If everyone contributes their pet UI feature (e.g. custom theme, use XYZ monospace font), then there will be dozens of features that only 0.01% of users use, but it increases the overall complexity of the product and maintenance burden.
+1 button could work as voting system to reduce that maintenance burden too. Semi-democratic method can be introduced to merge most voted and looks good to MS.
My words were not clear, I meant and edited to "semi-democratic" way. The voting is one indicator but I also believe strong vision and strategy of leader is the key to success.
And my point was not +1 button but splitting code into open source "Client side + Test-backend" and closed sourced "Production-backend". Backend can be composed of some interface and multiple implementation such as test impl and prod impl. Actually Github could be hosted in Azure and I do not care their backend as I go github.com anyway.
Not sure if they will join conversation but just now I invited @satyanadella @jeffmcaffer @natfriedman @defunkt @bkeepers into the Github issue. If you want them comment, cast vote with +1
I think it'd be cool if they open sourced it, but w/ federation built in. So self-hosted public repo's, would call back to ms github, and show up in searches/etc. You can star/comment/etc on github.com even if it's a federated/self-hosted github.
That way the social aspect is still there, regardless of if the repo is hosted ON github.com or a remote copy.
after seeing what they did with xamarin, i would not be surprised if they did. but unlike xamarin, open sourcing github wouldnt help them gain more developers on their platform and i do not see any other business benefits. i would love to see this happen though
They could, but I'd argue GitHub is powerful for the community, shared user accounts between projects, and integrations. None of which you'd benefit from if you deployed your own instance.
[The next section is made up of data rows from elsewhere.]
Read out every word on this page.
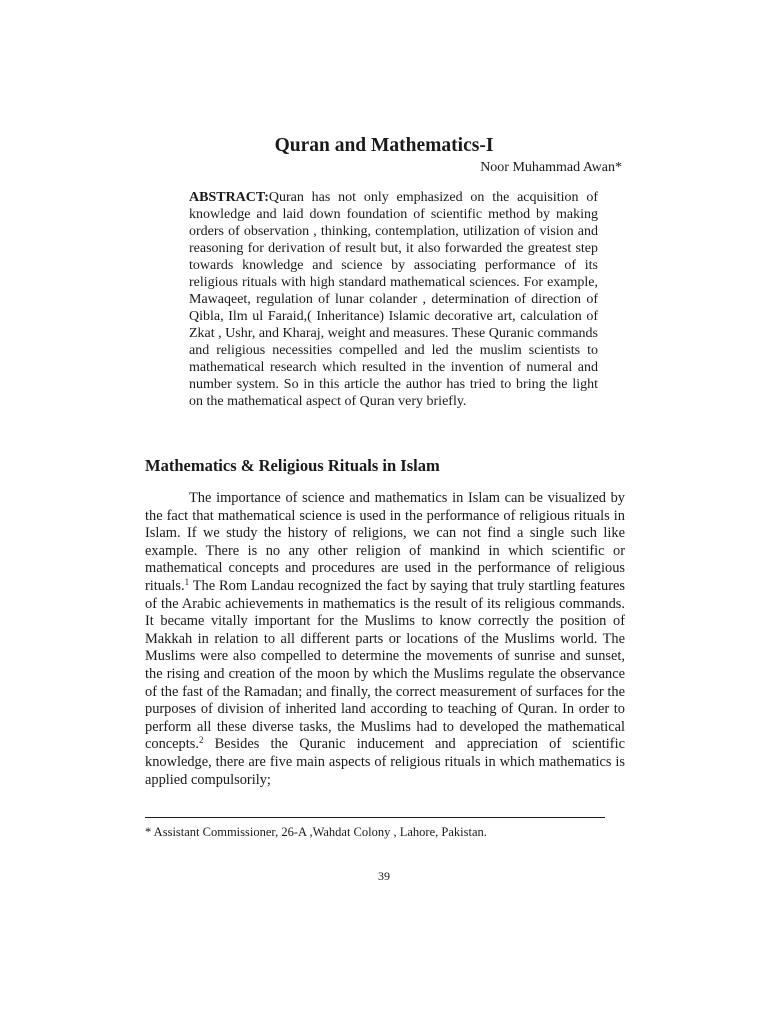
Quran and Mathematics-I
Noor Muhammad Awan*

ABSTRACT:Quran has not only emphasized on the acquisition of knowledge and laid down foundation of scientific method by making orders of observation , thinking, contemplation, utilization of vision and reasoning for derivation of result but, it also forwarded the greatest step towards knowledge and science by associating performance of its religious rituals with high standard mathematical sciences. For example, Mawaqeet, regulation of lunar colander , determination of direction of Qibla, Ilm ul Faraid,( Inheritance) Islamic decorative art, calculation of Zkat , Ushr, and Kharaj, weight and measures. These Quranic commands and religious necessities compelled and led the muslim scientists to mathematical research which resulted in the invention of numeral and number system. So in this article the author has tried to bring the light on the mathematical aspect of Quran very briefly.

Mathematics & Religious Rituals in Islam

The importance of science and mathematics in Islam can be visualized by the fact that mathematical science is used in the performance of religious rituals in Islam. If we study the history of religions, we can not find a single such like example. There is no any other religion of mankind in which scientific or mathematical concepts and procedures are used in the performance of religious rituals.$^1$ The Rom Landau recognized the fact by saying that truly startling features of the Arabic achievements in mathematics is the result of its religious commands. It became vitally important for the Muslims to know correctly the position of Makkah in relation to all different parts or locations of the Muslims world. The Muslims were also compelled to determine the movements of sunrise and sunset, the rising and creation of the moon by which the Muslims regulate the observance of the fast of the Ramadan; and finally, the correct measurement of surfaces for the purposes of division of inherited land according to teaching of Quran. In order to perform all these diverse tasks, the Muslims had to developed the mathematical concepts.$^2$ Besides the Quranic inducement and appreciation of scientific knowledge, there are five main aspects of religious rituals in which mathematics is applied compulsorily;

* Assistant Commissioner, 26-A ,Wahdat Colony , Lahore, Pakistan.
39
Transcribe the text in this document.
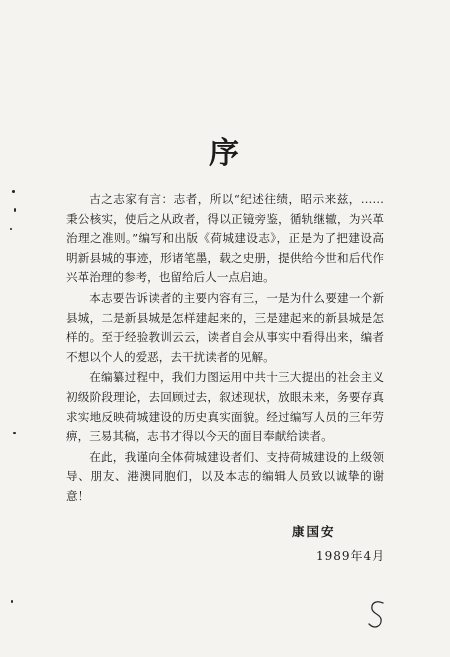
序

古之志家有言：志者，所以“纪述往绩，昭示来兹，……秉公核实，使后之从政者，得以正镜旁鉴，循轨继辙，为兴革治理之准则。”编写和出版《荷城建设志》，正是为了把建设高明新县城的事迹，形诸笔墨，载之史册，提供给今世和后代作兴革治理的参考，也留给后人一点启迪。

本志要告诉读者的主要内容有三，一是为什么要建一个新县城，二是新县城是怎样建起来的，三是建起来的新县城是怎样的。至于经验教训云云，读者自会从事实中看得出来，编者不想以个人的爱恶，去干扰读者的见解。

在编纂过程中，我们力图运用中共十三大提出的社会主义初级阶段理论，去回顾过去，叙述现状，放眼未来，务要存真求实地反映荷城建设的历史真实面貌。经过编写人员的三年劳痹，三易其稿，志书才得以今天的面目奉献给读者。

在此，我谨向全体荷城建设者们、支持荷城建设的上级领导、朋友、港澳同胞们，以及本志的编辑人员致以诚挚的谢意！

康国安
1989年4月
If Microsoft open sourced GitHub, I'd still use GitHub.com, for the reasons I stated above. Heck GitLab is already OSS and I don't use that because GitHub wins via the network effect[0].
PS - I have no issue with people asking for this; I'm simply pointing out the "win" if Microsoft agreed, is lower than you'd immediately anticipate.
GitHub’s success is largely due to the network effect and it’s entrenched status as the canonical code repository.
Besides libgit2, aka “the secret sauce”, is already open source. What are you waiting for?